We first examined the metabolome in 52 paired tumor/normal surgical ccRCC samples, and then compared the metabolites using paired t-test. Unsupervised clustering analysis was done, and the patients were divided into four subgroups. Then tumor grade and transcriptome analyses were compared among the four groups. Finally, to compare the metabolome according to the effect of systemic therapy, we analyzed 9 patients with vascular endothelial growth factor (VEGF)-tyrosine kinase inhibitor (VEGF-TKI) and 11 patients with immune checkpoint blockade (ICB), respectively.

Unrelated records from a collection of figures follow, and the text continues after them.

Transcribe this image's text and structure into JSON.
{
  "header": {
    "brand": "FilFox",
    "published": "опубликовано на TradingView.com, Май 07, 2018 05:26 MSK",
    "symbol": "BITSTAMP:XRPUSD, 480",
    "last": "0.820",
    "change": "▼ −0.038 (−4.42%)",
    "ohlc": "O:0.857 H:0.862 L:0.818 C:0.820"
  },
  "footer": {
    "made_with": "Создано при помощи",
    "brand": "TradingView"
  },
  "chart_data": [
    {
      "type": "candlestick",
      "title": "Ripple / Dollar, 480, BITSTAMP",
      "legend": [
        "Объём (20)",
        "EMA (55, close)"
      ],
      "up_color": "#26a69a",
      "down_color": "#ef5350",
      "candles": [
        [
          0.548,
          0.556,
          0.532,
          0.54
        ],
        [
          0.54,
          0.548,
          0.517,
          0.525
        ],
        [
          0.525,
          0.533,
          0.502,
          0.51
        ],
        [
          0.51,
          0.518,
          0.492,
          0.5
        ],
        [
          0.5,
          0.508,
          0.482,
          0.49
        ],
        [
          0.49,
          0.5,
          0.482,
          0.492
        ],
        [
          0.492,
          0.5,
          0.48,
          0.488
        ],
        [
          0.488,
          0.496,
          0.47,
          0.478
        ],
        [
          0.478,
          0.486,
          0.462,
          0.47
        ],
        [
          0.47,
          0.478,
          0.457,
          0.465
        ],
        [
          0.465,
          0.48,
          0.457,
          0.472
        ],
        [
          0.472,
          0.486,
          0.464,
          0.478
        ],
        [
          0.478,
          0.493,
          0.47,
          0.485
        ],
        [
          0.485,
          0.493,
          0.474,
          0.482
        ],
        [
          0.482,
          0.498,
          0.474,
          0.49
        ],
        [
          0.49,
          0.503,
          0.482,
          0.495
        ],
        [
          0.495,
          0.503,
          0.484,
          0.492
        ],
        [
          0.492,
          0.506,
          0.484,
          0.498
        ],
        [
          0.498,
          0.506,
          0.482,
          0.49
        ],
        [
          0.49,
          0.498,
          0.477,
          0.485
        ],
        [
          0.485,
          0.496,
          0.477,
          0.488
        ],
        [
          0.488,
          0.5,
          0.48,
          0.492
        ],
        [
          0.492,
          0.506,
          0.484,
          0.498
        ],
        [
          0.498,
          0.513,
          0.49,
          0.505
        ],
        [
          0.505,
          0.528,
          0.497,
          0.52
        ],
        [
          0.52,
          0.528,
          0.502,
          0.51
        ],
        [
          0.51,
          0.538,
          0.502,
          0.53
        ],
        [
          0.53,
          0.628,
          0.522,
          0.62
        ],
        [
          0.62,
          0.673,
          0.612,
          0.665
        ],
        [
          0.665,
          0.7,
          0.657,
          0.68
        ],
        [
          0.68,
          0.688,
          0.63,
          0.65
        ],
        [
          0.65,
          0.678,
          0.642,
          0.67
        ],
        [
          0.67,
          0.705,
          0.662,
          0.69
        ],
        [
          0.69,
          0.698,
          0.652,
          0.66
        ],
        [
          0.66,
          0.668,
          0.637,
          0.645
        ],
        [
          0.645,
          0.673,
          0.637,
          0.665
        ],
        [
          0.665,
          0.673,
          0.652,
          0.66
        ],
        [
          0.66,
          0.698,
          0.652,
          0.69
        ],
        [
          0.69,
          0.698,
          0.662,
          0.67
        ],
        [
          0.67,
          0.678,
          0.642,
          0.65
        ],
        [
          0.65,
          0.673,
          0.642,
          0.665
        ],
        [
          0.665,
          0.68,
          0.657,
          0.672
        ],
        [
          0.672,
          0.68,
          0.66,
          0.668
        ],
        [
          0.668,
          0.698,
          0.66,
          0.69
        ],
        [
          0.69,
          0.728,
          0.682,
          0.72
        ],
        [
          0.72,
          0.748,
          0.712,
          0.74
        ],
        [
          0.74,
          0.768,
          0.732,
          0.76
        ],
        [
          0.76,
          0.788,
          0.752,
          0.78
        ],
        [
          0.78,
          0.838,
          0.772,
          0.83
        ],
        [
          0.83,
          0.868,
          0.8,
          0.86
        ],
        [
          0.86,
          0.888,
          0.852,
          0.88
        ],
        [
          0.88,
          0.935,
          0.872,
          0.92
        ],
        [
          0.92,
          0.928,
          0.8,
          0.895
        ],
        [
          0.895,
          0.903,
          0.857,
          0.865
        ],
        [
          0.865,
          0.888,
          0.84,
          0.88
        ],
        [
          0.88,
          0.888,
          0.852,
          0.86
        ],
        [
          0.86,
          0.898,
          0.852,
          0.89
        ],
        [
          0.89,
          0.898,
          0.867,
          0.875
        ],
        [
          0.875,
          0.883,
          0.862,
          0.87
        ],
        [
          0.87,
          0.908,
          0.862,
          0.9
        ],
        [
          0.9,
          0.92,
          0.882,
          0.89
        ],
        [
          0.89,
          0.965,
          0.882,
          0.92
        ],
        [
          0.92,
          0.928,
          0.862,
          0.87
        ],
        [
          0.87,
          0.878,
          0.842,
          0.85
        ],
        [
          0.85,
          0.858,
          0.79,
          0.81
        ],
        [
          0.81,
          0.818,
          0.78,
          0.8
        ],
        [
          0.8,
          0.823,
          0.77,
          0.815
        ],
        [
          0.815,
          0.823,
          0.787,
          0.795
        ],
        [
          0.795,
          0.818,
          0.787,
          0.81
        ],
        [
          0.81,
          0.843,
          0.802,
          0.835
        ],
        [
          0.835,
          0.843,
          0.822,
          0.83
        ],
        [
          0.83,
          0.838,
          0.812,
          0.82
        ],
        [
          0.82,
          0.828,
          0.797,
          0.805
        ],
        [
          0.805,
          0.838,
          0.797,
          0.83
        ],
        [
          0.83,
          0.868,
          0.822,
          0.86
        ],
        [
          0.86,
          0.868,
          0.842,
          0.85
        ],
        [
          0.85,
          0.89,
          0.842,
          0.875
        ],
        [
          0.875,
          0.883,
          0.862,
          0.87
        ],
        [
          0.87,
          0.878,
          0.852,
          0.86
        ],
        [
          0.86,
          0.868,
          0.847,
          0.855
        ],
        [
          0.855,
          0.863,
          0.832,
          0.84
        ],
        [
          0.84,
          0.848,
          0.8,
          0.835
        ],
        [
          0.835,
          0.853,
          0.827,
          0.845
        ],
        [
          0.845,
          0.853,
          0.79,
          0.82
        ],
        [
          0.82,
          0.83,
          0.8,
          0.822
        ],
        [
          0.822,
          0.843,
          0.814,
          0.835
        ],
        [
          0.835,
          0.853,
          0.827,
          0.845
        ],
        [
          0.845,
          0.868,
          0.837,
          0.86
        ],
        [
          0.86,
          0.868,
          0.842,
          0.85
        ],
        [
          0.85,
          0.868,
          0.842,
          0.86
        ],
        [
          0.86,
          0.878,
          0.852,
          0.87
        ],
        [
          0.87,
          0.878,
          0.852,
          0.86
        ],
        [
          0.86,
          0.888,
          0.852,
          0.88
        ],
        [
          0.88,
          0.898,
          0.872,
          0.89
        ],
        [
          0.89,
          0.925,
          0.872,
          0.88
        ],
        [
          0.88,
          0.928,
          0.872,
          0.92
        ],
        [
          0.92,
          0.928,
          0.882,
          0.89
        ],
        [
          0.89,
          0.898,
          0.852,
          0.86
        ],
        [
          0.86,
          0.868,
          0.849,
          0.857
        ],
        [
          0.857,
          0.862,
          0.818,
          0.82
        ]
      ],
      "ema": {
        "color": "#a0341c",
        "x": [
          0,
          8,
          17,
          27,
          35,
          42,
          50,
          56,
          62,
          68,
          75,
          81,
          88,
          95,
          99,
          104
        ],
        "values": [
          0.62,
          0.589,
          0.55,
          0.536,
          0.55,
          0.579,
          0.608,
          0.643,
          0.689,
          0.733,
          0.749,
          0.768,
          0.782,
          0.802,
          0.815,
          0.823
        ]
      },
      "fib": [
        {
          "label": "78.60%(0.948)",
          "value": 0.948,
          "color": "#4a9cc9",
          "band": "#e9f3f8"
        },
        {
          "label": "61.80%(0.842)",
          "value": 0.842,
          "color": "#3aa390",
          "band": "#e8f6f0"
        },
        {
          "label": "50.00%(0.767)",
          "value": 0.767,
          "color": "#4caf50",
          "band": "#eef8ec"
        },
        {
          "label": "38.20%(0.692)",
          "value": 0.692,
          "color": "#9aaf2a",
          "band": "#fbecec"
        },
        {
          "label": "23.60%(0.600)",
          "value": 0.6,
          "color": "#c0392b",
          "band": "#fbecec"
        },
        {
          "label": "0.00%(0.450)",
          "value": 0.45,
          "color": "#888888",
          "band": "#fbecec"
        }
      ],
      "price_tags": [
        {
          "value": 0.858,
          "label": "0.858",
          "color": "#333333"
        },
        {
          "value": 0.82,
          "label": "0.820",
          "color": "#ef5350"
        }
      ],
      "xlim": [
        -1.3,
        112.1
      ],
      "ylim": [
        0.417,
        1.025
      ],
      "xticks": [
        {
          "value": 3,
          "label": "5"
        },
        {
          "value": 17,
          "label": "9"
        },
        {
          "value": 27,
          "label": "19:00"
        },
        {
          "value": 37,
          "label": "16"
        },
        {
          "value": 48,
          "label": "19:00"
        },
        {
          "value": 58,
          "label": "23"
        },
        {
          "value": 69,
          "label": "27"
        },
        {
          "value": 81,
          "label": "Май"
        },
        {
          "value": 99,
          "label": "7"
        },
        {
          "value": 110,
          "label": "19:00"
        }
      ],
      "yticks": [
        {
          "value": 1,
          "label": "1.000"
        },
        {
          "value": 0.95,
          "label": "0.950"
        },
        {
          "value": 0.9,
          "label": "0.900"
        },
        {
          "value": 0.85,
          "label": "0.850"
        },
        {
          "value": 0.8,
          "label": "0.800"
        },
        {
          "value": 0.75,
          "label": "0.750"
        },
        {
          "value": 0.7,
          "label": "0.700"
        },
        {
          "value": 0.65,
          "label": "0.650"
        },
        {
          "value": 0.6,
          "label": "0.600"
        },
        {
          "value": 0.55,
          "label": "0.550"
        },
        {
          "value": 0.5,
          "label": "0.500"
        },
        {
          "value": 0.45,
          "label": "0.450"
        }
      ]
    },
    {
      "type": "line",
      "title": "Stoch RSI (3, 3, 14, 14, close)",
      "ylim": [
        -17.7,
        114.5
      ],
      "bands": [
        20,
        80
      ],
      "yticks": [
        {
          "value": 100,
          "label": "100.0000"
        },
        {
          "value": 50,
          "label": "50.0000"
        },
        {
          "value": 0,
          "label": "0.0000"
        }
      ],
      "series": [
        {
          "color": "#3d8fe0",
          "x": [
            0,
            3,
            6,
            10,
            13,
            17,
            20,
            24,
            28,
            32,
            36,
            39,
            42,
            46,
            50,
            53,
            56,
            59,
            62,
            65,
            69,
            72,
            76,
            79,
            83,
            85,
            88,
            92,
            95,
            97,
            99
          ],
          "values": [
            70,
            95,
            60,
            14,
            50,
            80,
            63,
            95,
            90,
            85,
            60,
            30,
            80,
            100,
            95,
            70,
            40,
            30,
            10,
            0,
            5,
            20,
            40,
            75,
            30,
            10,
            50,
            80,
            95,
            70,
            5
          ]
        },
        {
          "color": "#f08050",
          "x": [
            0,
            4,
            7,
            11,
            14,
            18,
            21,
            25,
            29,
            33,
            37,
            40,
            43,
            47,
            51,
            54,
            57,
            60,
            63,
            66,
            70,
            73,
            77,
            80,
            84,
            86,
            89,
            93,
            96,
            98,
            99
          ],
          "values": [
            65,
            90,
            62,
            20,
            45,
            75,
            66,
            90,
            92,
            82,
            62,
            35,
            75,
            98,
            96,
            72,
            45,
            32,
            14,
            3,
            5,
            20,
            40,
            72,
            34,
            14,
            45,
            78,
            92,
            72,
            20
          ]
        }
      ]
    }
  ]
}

The upper stream of glycolysis and the pentose phosphate pathway were commonly activated, along with elevated glutamine levels and reduced proteinogenic amino acids (AAs) other than glutamine in ccRCC tissues, consistent with prior findings. Lactate levels, previously reported as elevated, varied across metabolic subgroups. he Metabolic subgroups enriched with high-grade tumors demonstrated lower expression of VEGF pathway-related genes. VEGF-TKI responders showed decreased levels of some fatty acids. ICI responders exhibited reduced levels of tryptophan and hydroquinone. alongside increased levels of pyruvic acid-oxime, 3-hydroxypropinoic acid, and hydroxylamine.
We validated the landscape of the ccRCC metabolome and identified some metabolites as potential biomarkers for predicting therapeutic response in RCC.
透明细胞肾细胞癌(ccRCC)通常表现为VHL基因双等位基因失活,深刻影响细胞内代谢途径和代谢底物的利用。本研究的目的是验证先前在ccRCC手术标本中鉴定的代谢组学特征,构建ccRCC的代谢分类,并探索性研究全身治疗反应的代谢生物标志物。
我们首先检测了52对ccRCC手术肿瘤/正常样本的代谢组,然后使用配对t检验比较代谢物。进行无监督聚类分析,并将患者分为四个亚组。然后比较四组之间的肿瘤分级和转录组分析。最后,为了根据全身治疗效果比较代谢组,我们分别分析了9例接受血管内皮生长因子(VEGF)-酪氨酸激酶抑制剂(VEGF-TKI)治疗的患者和11例接受免疫检查点阻断(ICB)治疗的患者。
糖酵解上游和磷酸戊糖途径通常被激活,同时ccRCC组织中谷氨酰胺水平升高,除谷氨酰胺外的蛋白质生成氨基酸(AAs)减少,这与先前的发现一致。先前报道升高的乳酸水平在不同代谢亚组中有所不同。富含高级别肿瘤的代谢亚组显示VEGF途径相关基因的表达较低。VEGF-TKI反应者显示某些脂肪酸水平降低。ICB反应者表现出血清素和对苯二酚水平降低。同时,丙酮酸肟、3-羟基丙酸和羟胺水平升高。
我们验证了ccRCC代谢组的情况,并确定了一些代谢物作为预测RCC治疗反应的潜在生物标志物。